À
Jean-Michel Blanquer,
Ministère de l'éducation nationale, Gouvernement Philippe 2 •
10 avr. 2018Mme Liliana Tanguy attire l'attention de M. le ministre de l'éducation nationale sur la place de l'enseignement des sciences économiques et sociales au sein du projet de réforme du Baccalauréat. Cette réforme, présentée le 14 février 2018, prévoit une nouvelle organisation des enseignements avec la fin des séries en voie générale et l'introduction d'une voie générale en première et terminale.

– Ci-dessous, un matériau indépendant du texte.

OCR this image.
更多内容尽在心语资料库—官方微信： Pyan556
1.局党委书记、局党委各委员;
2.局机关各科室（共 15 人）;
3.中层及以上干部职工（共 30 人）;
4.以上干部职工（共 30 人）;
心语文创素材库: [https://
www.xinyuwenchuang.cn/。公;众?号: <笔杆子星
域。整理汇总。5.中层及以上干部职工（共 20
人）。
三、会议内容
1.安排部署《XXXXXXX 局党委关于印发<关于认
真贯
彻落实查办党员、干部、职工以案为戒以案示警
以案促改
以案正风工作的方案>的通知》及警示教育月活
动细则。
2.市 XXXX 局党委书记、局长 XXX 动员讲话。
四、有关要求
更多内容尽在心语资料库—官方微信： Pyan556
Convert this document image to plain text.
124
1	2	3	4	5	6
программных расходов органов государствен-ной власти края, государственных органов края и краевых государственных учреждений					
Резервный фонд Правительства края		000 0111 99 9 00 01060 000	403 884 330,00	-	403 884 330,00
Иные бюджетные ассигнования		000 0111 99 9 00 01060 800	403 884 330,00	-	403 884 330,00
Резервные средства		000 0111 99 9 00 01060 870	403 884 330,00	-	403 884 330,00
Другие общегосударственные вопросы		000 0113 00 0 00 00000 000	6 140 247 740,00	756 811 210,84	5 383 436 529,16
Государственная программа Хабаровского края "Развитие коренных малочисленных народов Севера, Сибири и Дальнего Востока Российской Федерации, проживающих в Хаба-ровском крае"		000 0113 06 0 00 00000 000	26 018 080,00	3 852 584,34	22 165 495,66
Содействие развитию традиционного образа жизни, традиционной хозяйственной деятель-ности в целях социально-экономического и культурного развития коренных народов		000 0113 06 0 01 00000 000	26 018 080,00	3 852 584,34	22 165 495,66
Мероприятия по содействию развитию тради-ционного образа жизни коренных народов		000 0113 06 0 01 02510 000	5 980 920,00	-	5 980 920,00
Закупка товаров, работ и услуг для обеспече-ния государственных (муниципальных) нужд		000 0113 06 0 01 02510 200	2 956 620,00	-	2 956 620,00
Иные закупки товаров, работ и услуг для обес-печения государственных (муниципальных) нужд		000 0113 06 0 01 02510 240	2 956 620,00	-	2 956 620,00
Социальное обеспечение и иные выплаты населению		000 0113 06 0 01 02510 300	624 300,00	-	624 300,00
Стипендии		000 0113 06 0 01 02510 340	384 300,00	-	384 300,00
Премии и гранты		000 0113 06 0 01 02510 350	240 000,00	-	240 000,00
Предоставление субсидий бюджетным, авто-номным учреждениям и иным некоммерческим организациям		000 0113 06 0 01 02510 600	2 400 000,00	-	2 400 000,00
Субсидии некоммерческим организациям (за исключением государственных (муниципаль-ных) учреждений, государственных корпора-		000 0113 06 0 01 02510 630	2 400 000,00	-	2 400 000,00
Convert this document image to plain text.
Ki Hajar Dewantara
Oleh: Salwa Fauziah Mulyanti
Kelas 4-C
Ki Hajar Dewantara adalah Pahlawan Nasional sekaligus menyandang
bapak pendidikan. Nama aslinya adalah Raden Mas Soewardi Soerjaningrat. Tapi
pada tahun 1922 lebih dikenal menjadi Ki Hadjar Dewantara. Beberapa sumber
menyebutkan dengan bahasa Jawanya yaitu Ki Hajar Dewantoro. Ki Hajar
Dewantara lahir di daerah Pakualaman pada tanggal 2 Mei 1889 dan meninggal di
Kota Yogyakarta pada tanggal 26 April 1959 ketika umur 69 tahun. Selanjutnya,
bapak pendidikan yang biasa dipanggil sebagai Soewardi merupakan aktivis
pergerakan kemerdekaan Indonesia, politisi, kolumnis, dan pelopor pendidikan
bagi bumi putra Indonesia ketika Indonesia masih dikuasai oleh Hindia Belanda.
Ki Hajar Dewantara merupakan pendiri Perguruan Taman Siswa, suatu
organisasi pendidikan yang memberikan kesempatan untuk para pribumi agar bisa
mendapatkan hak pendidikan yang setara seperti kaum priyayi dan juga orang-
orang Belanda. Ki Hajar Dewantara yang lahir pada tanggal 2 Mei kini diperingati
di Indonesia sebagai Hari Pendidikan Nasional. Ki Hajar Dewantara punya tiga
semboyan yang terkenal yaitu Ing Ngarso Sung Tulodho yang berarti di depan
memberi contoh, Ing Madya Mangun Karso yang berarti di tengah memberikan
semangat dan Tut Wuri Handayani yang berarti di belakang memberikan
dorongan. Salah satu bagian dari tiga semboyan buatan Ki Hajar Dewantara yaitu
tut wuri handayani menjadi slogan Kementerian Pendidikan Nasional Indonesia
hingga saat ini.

Par ailleurs, le projet de réforme préconise la mise en place d'un « socle de culture commune », prévoyant actuellement l'enseignement de sept matières, et des « disciplines de spécialité », au nombre desquelles figurent notamment les sciences économiques et sociales. L'enseignement de cette discipline a été introduit dans le système éducatif français, dans sa configuration actuelle, il y a plus de 50 ans, permettant, aux côtés des humanités et des sciences, d'enrichir la formation intellectuelle et citoyenne des élèves. Dès lors, la série ES, dont les sciences économiques et sociales sont la discipline pivot, a indéniablement participé à la démocratisation du lycée en accueillant, en 2017, plus d'un tiers des bacheliers généraux. Cette série présente un recrutement social varié, bénéficie de débouchés diversifiés ainsi que de bons taux de réussite dans l'enseignement supérieur. Cette discipline étant absente du collège et des enseignements obligatoires en première et terminale, Mme la députée estime qu'il serait profitable d'accorder aux sciences économiques et sociales une place à part entière en classe de seconde. Il est, en effet, indispensable que les élèves de demain disposent d'outils d'analyse opérants afin d'être en mesure de saisir les enjeux sociétaux contemporains. Elle lui suggère que la réforme du bac propose l'enseignement des sciences économiques et sociales dans chaque lycée et intègre cette discipline au tronc commun de la classe de seconde générale et technologique, pour un horaire de 3 heures par semaine.